Fromental produces equally exquisite handmade papers but Tim Butcher and Lizzie Deshayes, the husband-and-wife team behind this English label, believe that wallpaper only really comes alive when it’s used on all four walls of a room and is mixed with as many paintings and pieces of furniture as possible. One recent project, for example, saw them lining a living-dining room (complete with 6m-high ceilings, gallery and fountain) with hand-embroidered chinoiserie paper (from £1,620sq m), while another called for extravagantly papered kitchen walls. “Wallpaper shouldn’t be used in a precious way,” Deshayes says. “Historically, chinoiserie paper was put in rooms used for entertaining because it looks terrific with ornate furniture. It almost demands to be next to other busy patterns rather than in splendid isolation – it’s a minimalist’s worst nightmare.”

The couple don’t have much time for high-tech digital papers either, finding that their clients prefer the authenticity of papers made by hand. “Digital printing has made perfection so easy,” says Butcher, “so the handmade, with its inherent faults and irreproducible nature, has become especially sought after. For many clients, the knowledge that their paper took someone 10,000 hours to embroider, as some of ours do, is one of the pleasures of going bespoke.”
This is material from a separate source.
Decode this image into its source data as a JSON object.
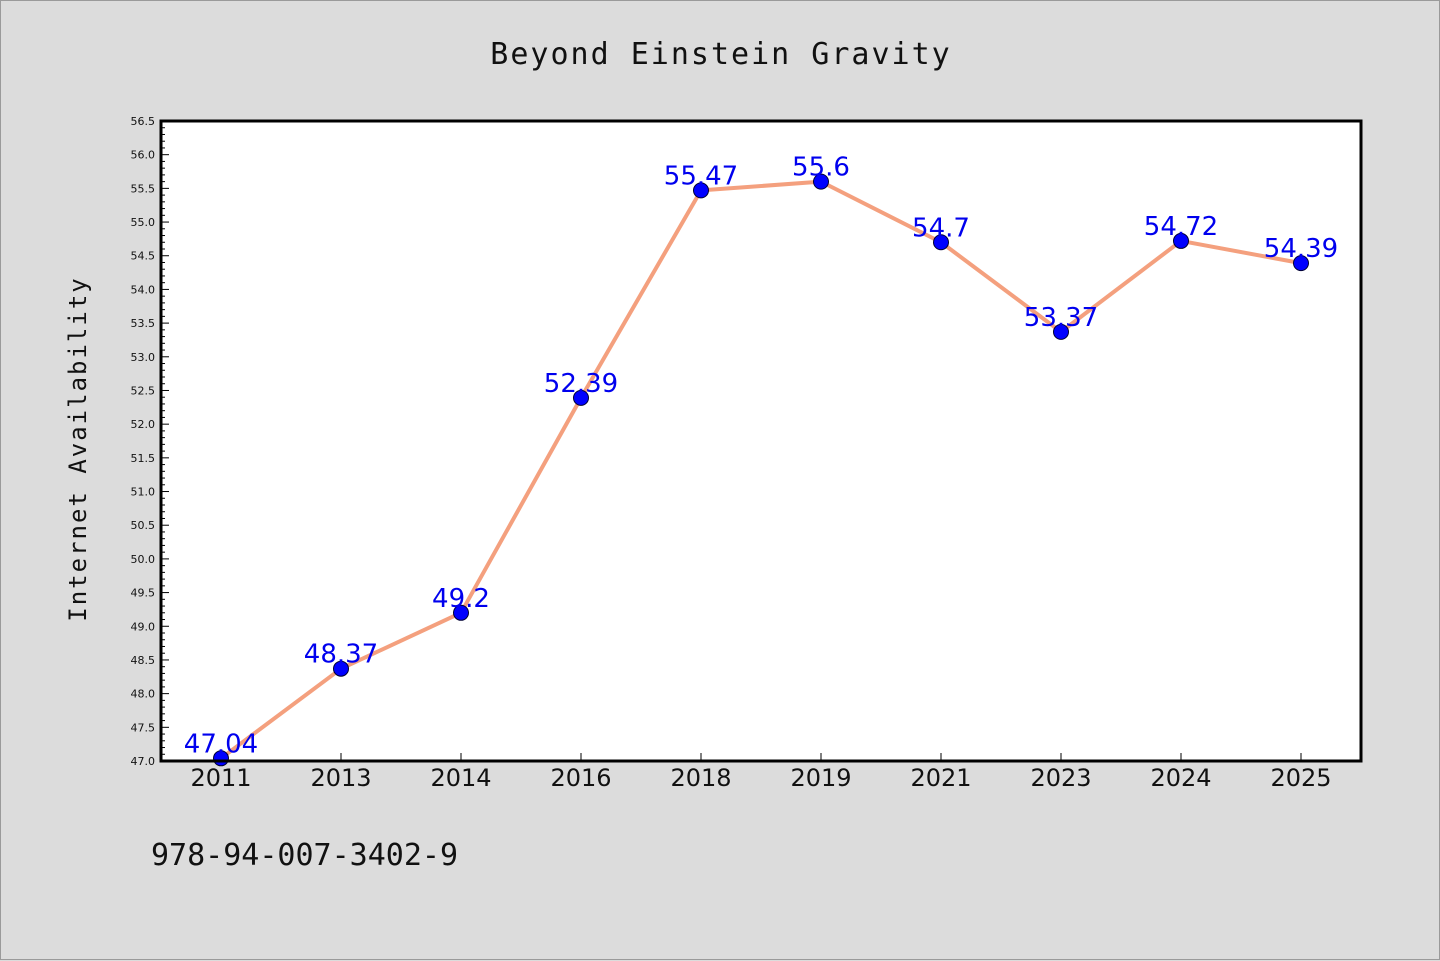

It’s a view echoed by British company Cole & Son, which still prints many of its papers with traditional wooden blocks and hand-flocks them using a wooden sieve (bespoke papers from £100 per roll); and American outfit Peter Fasano, whose hand-painted and hand-silk-screened wall coverings (from £104 per roll) have been used in the White House.

Obviously, this kind of labour doesn’t come cheap but you do get a lot of bang for your bucks – especially if you eschew the quiet subtlety of stripes and damasks and commission paper decorated with Swarovski crystals. “Crystal Strata”, which incorporates crystals into a paper design as it is printed, is the latest innovation from the Austrian brand Swarovski Elements. At £620 a roll, the readymade collection – designed in collaboration with British wallpaper designer Karen Beauchamp – is hardly your average off-the-shelf paper, but customers in search of something even more special can commission their own Crystal Strata design (prices on application).

Everyone who has gone through this process agrees that custom-made wallpaper, whether digitally printed, hand-flocked or encrusted with crystals, is a joy to commission and to live with – but what happens when you move? The depressed housing market has undoubtedly contributed to the new popularity of bespoke (not worrying about affecting resale values has made us braver decorators), but people do sell up, even in these stagnatory times, and moving wallpaper isn’t like rehanging a painting.

Papers can be moved provided they were put up with a view to being taken down again (ie, the walls were first treated with a couple of coats of latex primer) and silk-backed papers of the kind Fromental makes can be peeled off and repaired, but in practice this rarely happens. And that seems right. As professional paper hanger Yair Meshoulam says, “Bespoke wallpaper is specific to the room it’s been made for, so unless you are moving to a place with exactly the same dimensions, it’s unlikely to work elsewhere. Bespoke wallpaper is not like a painting, it’s an installation, so clients should put it directly onto on their walls, enjoy it while they’re there and then pass it on for the next people to love.”

Or strip off, of course. Tim Butcher knows of at least one Fromental wall covering that was removed as soon as the sale documents were signed but he accepts this is part of the process. “There’s an element of showy wealth behind the new popularity,” he says. “The fact that you can’t take it with you or sell it on is part of the appeal.”